The Canadian province of New Brunswick held its provincial assembly election on 24 September. The result is an assembly with no majority of seats.
The incumbent Liberal government, which won a majority in 2014 but had fallen to minority in the interim, came in second place in seats but first in votes in the 2018 election. The main opposition, Progressive Conservatives (PC), won just one seat more, and are short of a majority.
The Liberals have 21 seats on 37.8% of the vote, the PCs 22 seats on 31.9%, while a previously underrepresented party, People’s Alliance (PANB) and the Green Party each won three seats. The PANB won 12.6% of the vote and the Greens 11.9%. The NDP won 5% of the votes, but no seats.
The district-level results are interesting. The People’s Alliance leader, Kris Austin, won a clear majority (54.6% in Fredricton-Grand Lake, with the runner up being a PC incumbent with only 27.7%; in 2014, Austin had lost to the PC candidate 28.8%-28.5%!). In another riding, Fredricton-York, the PANB candidate defeated another PC incumbent, 33.7%-30.9%. The third PANB winner was in Miramichi and won 57.0% to 35.0% over a Liberal. I counted six other seats in which a PANB candidate came in second, although only one of these was really close (Southwest Miramichi-Bay Du Vin, where a PC has 35.4% over the PANB on 35.0%). The three districts the PANB won and the one where they are very narrowly behind, are all contiguous.
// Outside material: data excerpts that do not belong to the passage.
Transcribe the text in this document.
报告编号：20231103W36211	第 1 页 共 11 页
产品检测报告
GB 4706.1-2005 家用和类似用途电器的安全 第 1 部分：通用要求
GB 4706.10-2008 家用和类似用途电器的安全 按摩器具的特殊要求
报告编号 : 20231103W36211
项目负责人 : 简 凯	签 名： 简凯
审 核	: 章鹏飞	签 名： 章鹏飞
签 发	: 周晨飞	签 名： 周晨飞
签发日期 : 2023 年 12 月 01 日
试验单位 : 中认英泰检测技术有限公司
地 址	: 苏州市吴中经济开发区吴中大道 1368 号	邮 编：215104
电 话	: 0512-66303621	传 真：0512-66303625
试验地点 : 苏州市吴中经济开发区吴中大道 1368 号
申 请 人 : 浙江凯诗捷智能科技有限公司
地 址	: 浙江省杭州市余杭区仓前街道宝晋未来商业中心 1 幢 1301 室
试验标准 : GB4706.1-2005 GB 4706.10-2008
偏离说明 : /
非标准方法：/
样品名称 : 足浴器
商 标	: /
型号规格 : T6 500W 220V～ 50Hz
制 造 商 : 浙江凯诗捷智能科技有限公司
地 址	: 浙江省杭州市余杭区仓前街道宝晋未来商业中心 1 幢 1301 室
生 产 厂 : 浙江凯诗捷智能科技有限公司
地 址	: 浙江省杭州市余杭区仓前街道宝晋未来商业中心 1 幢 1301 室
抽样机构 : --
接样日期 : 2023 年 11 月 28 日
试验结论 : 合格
It is clearly a regional party; it ran in 30 of the 49 ridings.
As for the Green winners, leader David Coon, who was their first elected MLA (2014) retained his seat easily, 56.3%-20.1% over a Liberal. In Kent North their candidate won 45.9%-37.4% over a Liberal. In Memramcook-Tantramar, Megan “Landslide” Mitton won by 11 votes (38.3%-38.2%) over a Liberal. It seems there are two districts in which a Green came in second, but neither was close; in both cases the Liberal winner had a majority. The Green wins are not contiguous districts; the leader represents a seat in Fredricton and the other two are geographically large coastal districts. (See results and map at CBC; these are, of course, not necessarily final at this point, and there is even one Liberal lead of just 10 votes over a PC.)
It is not clear what the government result will be. I’ve been listening to CBC on the post-election discussions, and it seems the Greens have rejected a possible coalition with the Liberals; given that the results revised above suggest the Liberals are the Greens’ main opponent at district level, this reluctance has some (FPTP-based) logic to it. The Conservatives have said they will vote down a Liberal throne speech (not surprisingly). The PCs have declared all of their members are unwilling to stand for Speaker, and the Liberals also do not want any of their own to take the post. Without a Speaker, no other business can be transacted. So, for now at least, we have a stand off. (Update: The Liberal leader and current Premier Brian Gallant has said his party will put forth a candidate for Speaker today.)
It is worth noting that New Brunswick has quite a record of unusual election outcomes, and electoral-reform proposals. Just click “N.B.” at the bottom of this post to see previous entries on this recent history. Of particular interest is the time the Liberals took power thanks to a plurality reversal and promptly called off the previous (Conservative) government’s planned referendum on adopting MMP. Maybe it is time to dust off those proposals. The voters of the province seem unwilling to play the old FPTP game the way “the law” says to play it.